My wife is like a house that was built without foundations.
My wife is sweet to everyone except her husband.
My wife thinks her parents are actually her children.
My wife calls every drama a tragedy.
My wife wants to cut me down to size so I’ll be at her mercy.
My wife doesn’t have a sense of justice, but she sees herself as a paladin of justice anyway.
My wife is fiercely jealous.
My wife has never thanked me.
My wife has never told me she loved me.
My wife is only tender toward her children, brothers, sisters, and parents.
My wife thinks other couples don’t have any problems.
My wife annoys me at least once a day.
My wife acts in bad faith with certainty and triumphalism.
My wife confuses “true” with “good” and “false” with “bad.”
My wife has never sought my advice before making a decision.
My wife pretends that she’s never had a lover. Which I very much doubt is true. But I pretend to believe her when we’re face to face. It’s a bad idea to offend a woman who’s cheated on you.
My wife thought that she loved me — and so did I. I don’t love her anymore and that’s fine by me …

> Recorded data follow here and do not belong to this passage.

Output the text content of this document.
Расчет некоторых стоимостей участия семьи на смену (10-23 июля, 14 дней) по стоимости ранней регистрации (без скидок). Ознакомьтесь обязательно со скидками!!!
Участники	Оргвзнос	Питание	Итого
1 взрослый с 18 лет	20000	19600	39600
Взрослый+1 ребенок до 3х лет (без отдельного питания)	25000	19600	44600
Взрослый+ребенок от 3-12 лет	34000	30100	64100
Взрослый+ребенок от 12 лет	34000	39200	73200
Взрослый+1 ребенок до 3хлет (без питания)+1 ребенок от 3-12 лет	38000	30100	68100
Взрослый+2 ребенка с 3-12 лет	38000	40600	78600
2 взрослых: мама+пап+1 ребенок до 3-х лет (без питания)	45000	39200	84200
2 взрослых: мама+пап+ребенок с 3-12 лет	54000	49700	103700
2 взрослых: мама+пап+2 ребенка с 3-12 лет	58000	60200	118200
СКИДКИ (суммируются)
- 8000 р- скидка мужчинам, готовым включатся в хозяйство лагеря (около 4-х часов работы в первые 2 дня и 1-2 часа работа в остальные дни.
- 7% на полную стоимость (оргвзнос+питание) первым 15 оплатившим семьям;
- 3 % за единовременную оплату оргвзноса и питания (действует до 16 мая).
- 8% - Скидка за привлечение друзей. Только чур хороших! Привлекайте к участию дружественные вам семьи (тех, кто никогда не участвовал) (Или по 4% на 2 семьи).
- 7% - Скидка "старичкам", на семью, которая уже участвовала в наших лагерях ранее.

A few days after finishing his list, he listened to the tape before heading out for his appointment at the psychiatrist’s. The painter felt he’d missed the big picture. So he hit “record” again and said: “I’m solely responsible for this failure. There were many more differences between us than simply our social standing or ages. No, the real difference between us was a lot worse than that. We’ve never shared a life throughout the entirety of our marriage and we never even realized it.”
XXIV.
Casablanca, January 4, 2003Dying is easy. Living’s the hard part.
— Mrs. Menoux to Julie
He’d never taken the initiative to leave a woman. His wife would be the first. His decision was final. He’d taken a long time to reach that decision, but the stroke had finally helped to sway him more convincingly than any of his friends or his psychiatrist. He’d waited for Christmas to pass, had prepared a speech, had completed the paintings he’d been working on, had rested, then had chosen a day when she’d seemed calmer than usual and had asked her to come see him in his studio late that afternoon.
When he’d announced his decision to leave her, and told her that he didn’t love her anymore, she pretended that she hadn’t heard him and instead asked him where he wanted to dine that evening. He didn’t answer her. A long silence ensued. All of a sudden, she went on the offensive: “But what will become of me? Everything you have you owe to me: your career, your success, your money. You’re nothing without me, just a wreck stuck in a wheelchair. It was thanks to me and my intelligence and the energy of my youth that you became famous and celebrated, and that your paintings are now worth hundreds of thousands of dollars. All of that will fall apart when I’m gone. Not to mention that I’ll make you pay dearly for this! You have no idea what I’m capable of. You wanted to have children with me, to start a family, and so you’ll have to assume your responsibilities. I won’t lift a finger to help you and one morning you’ll wake up and find yourself face to face with cruelty in the shape of a woman. I’m the one who made you, and I know how to destroy you!” On that note, she left, slamming the door behind her. The painter wasn’t shaken. He was going to hold steady.
When his wife realized a few days later that he wasn’t kidding, and that he wasn’t making idle threats and was serious about wanting to leave her, she took the initiative and handed him a letter written by a lawyer asking the painter for his opinion. The lawyer suggested an uncontested divorce. Knowing his wife and having heard all the threats she’d made, the painter was initially surprised. He read and reread the letter, then told himself: “After all, it’s better this way, this will make things easier and quicker.”
He grew disillusioned in the weeks that followed. His wife had absolutely no intention of agreeing to a compromise. She was going to be ruthless, sick or not, disabled or not, she’d made up her mind: that man would have to pay for the audacity of wanting to leave her. The painter couldn’t find any rest. War had been declared and nothing would be able to stop it. “Uncontested divorce!” The idiot who’d come up with that term — one of those formulaic sentences of which there were so many in the world — couldn’t have imagined that the word “uncontested” didn’t mean anything to his wife.